In terms of the demographic variables, the author underlines that existing research has made a strong case for the fact that museum-going is affected by education, income, occupation, race, ethnicity, and age. Museum-goers overall are indicated by researchers to belong to the better educated, more affluent, and higher earning segments of the American public. However, Falk acknowledges that human behaviour, including museum-going, is a complex subject and that measurements of demographic categories alone cannot offer any insights into understanding visitors and particularly non-visitors. In discussing the psychographic variables a strong emphasis is placed on the work of Marilyn Hood and particularly her identification of the criteria of a desirable leisure experience. With regard to the personal and cultural history variables, Falk stresses that early childhood leisure activities influence adult leisure behaviours and that adult museum-goers are particularly influenced by childhood visits to museums with their parents. Finally, among the environmental variables that affect museum visiting (such as advertising and promotional campaigns, word-of-mouth recommendations from family and friends, time and money) it is argued that perceived value (finding a museum visit a satisfying experience) is perhaps the most crucial. Although all of these four variables are important and worthy of consideration the author very correctly states that none of the four types of variables can provide a full explanation of why people visit or don’t visit museums.

In conclusion, Falk predicts that museum attendance in the USA will continue in the first half of the 21st century but stresses that a new middle class – that would include the minority populations of Hispanic, African-American and Asian people – will be playing a vital role in the category of museum visitors. He also predicts for the same period that museum-goers will still be characterised by the three “desirable leisure experience” criteria identified by Marilyn Hood (opportunity to learn, desire for challenging new experiences, doing something worthwhile) as well as by a perception of learning as a lifelong activity.

Analysis

Museum and heritage professionals, particularly from the 1950s and onwards, have strived to increase their audiences and have often been concerned with the segments of the public who choose not to visit their museums and heritage sites. Nevertheless, studies on ‘visitors’ and ‘non-visitors’ that have aimed to go further than providing demographic characteristics only started to gain currency in the last three decades. Visitor motivations as well as barriers or deterrents that influence the decisions of non-visitors (often also termed as ‘non-users’, ‘non-goers’, ‘non-participants’, ‘non-consumers’ or ‘potential visitors’) have featured very strongly in the wider heritage literature (which is predominantly Anglophone).
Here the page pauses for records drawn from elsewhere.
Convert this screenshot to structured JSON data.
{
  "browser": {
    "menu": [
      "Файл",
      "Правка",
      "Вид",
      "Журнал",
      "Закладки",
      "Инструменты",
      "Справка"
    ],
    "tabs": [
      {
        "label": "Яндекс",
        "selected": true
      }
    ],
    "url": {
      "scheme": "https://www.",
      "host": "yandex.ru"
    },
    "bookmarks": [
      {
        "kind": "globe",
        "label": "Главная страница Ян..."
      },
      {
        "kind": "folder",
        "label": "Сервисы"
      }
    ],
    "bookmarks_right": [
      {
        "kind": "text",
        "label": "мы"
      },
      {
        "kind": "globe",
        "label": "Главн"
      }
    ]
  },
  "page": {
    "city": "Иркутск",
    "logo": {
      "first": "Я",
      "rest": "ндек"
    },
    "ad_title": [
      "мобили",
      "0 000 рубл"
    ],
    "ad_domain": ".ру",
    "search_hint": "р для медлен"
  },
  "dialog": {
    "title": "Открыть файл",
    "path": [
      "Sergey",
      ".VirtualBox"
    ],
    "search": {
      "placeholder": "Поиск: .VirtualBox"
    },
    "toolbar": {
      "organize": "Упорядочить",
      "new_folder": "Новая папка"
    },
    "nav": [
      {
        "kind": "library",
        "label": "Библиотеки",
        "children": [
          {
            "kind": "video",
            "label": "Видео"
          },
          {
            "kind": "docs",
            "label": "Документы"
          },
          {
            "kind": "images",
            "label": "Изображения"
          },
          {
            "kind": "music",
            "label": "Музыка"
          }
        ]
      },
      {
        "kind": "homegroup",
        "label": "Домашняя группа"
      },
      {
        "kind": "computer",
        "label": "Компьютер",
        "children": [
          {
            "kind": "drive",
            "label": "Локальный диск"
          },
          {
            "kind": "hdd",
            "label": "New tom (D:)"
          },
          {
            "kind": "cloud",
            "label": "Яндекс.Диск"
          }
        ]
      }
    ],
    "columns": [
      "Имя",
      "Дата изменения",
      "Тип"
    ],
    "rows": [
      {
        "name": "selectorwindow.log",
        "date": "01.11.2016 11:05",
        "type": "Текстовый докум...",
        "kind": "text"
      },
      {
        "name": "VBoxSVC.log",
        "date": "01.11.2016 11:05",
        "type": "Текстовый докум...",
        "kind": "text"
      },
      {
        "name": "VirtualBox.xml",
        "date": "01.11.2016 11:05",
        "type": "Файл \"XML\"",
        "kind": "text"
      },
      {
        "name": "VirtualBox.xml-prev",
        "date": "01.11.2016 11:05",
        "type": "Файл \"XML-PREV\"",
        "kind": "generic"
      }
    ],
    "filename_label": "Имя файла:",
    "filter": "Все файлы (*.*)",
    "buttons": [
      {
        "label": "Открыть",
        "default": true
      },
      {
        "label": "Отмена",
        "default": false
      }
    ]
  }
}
All of the papers presented in this review have demonstrated that seeking a more representative audience base is a complex issue that needs to be addressed by museums if they wish to continue their function for the benefit of the public. Museum and heritage professionals need to be aware of the power and importance derived from a good understanding of visitors and non-visitors. This indeed constitutes a pressing requirement particularly within the current international and national socio-political and economic climate (i.e. changing government policies and priorities, the pressures of the leisure market and/or heritage industry, the tough competition for the allocation of funds in the broader cultural sector). Therefore, this collection of articles provides ample food for thought and constitutes essential reading for any reader (student, heritage professional or academic) wanting to gain a good overview of where audience research on museum visitors and non-visitors has headed by the end of the twentieth century.